Minggu, 21 Agustus 2011

Air Mata Mentari

Cerpen ini dimuat di RADAR SURABAYA, Minggu 21 Agustus 11
Cerpen: N. Mursidi & Achmad Ridwan *)

PAGI begitu ungu saat Mentari menangis tersedu. Ia merunduk, menutupi wajah bulatnya dalam balutan duka. Hanya tampak rambutnya yang lurus terburai bagai disisir angin.

Aku mendengar dengan sahdu, hatinya tersayat pilu. Aku bangkit dari beranda, melangkah ke arahnya. Langkah kaki-ku menginjak dedaun kering, melewati halaman dan membuat kepodang kuning yang hinggap di dahan sawit muda, tak sempat menyisir kembang: terbang ke angkasa. Serbuk sari kembang melur disesap kupu-kupu. Sebentar. Setelah itu, binatang itu pun mengepakkan sayap...

“Di beranda rumahmu kenapa engkau menangis?”

Gadis kecil itu membisu, tetap tersedu. Gadis kecil yang berparas cantik itu tidak peduli kehadiranku. Aku berdiri mematung tepat di hadapannya. Ia sudah tumbuh besar dengan kulit langsat-manis serupa mutiara dari Arab, laksana pualam.

“Engkau seharusnya tak perlu bersedih, karena kesedihan akan mengantarmu ke jurang penderitaan...,” mintaku, berusaha menenangkan.

Ia mengangkat wajah. Wajahnya merah dengan amarah.
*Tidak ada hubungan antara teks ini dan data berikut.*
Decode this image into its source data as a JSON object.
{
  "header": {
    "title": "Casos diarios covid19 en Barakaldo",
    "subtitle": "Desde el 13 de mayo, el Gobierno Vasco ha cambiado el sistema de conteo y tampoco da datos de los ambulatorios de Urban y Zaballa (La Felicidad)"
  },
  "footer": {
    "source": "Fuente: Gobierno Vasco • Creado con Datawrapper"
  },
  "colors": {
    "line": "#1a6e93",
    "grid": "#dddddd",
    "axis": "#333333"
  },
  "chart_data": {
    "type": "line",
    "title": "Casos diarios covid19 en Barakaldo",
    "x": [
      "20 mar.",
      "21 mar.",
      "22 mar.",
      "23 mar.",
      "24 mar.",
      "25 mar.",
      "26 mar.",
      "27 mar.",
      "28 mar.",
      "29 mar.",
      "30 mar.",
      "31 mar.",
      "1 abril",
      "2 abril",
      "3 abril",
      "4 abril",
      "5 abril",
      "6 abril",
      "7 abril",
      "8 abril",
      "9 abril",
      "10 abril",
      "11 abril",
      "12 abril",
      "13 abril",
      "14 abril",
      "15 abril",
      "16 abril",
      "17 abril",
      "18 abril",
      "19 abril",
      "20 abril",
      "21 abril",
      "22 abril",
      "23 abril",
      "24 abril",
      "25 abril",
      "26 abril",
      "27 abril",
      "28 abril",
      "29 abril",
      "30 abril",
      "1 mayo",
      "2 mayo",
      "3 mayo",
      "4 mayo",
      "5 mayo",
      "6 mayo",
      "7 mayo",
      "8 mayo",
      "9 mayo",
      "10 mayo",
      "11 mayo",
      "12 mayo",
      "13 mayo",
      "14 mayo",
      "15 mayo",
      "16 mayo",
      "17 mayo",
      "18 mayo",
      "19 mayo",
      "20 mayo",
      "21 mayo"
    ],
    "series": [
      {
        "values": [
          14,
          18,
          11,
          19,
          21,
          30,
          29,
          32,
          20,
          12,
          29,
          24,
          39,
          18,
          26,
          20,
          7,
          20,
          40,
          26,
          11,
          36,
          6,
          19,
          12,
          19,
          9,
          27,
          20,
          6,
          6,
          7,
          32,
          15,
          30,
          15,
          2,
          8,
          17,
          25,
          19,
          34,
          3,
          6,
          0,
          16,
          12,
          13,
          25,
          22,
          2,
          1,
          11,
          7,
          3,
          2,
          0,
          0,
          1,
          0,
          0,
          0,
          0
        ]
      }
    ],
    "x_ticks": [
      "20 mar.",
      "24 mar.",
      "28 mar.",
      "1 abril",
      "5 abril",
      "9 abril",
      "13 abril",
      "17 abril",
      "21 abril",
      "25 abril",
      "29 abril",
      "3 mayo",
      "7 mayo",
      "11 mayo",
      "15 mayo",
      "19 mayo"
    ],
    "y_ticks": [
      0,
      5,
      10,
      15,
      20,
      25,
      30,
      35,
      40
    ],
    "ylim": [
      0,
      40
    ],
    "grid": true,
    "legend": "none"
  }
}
“Aku menunggu ceritamu! Engkaulah yang dengan sabar mendengar cerita ibuku kala keputusasaan mendera dengan dahsyat. Ya, hanya engkau yang bisa menceritakan petaka itu! Ceritakanlah tragedi itu....! Mentari menjawab dengan linangan air mata.

“Sayangku, ketahuilah bahwa cerita itu begitu pahit untuk kamu dengar. Jangan kau rusak kelembutan pagi ini dengan kisah pilu. Biarlah kisah itu disimpan oleh catatan sejarah agar akal dan pikiranmu tak disesaki dendam, laksana rayap memakan sepertiga meranti tua itu. Jangan!” ujarku tegas, seraya menatap pohon meranti tua.
***

SELALU. Selalu, aku tak sanggup untuk mengenang peristiwa itu, rasa ketidak- sanggupanku kian bertambah hingga membuat tubuh ini kian terpuruk dalam lingkaran kenestapaan. Petaka itu tergurat jelas dalam setiap detail ingatanku dan ratusan ingatan saudara-saudaraku yang dalam hidupnya dikelilingi pertanyaan-pertanyaan yang tak pernah terjawab tuntas. Aku pun meringkuk di sini: di relokasi korban tragedi berdarah Kampung Mekar Sari.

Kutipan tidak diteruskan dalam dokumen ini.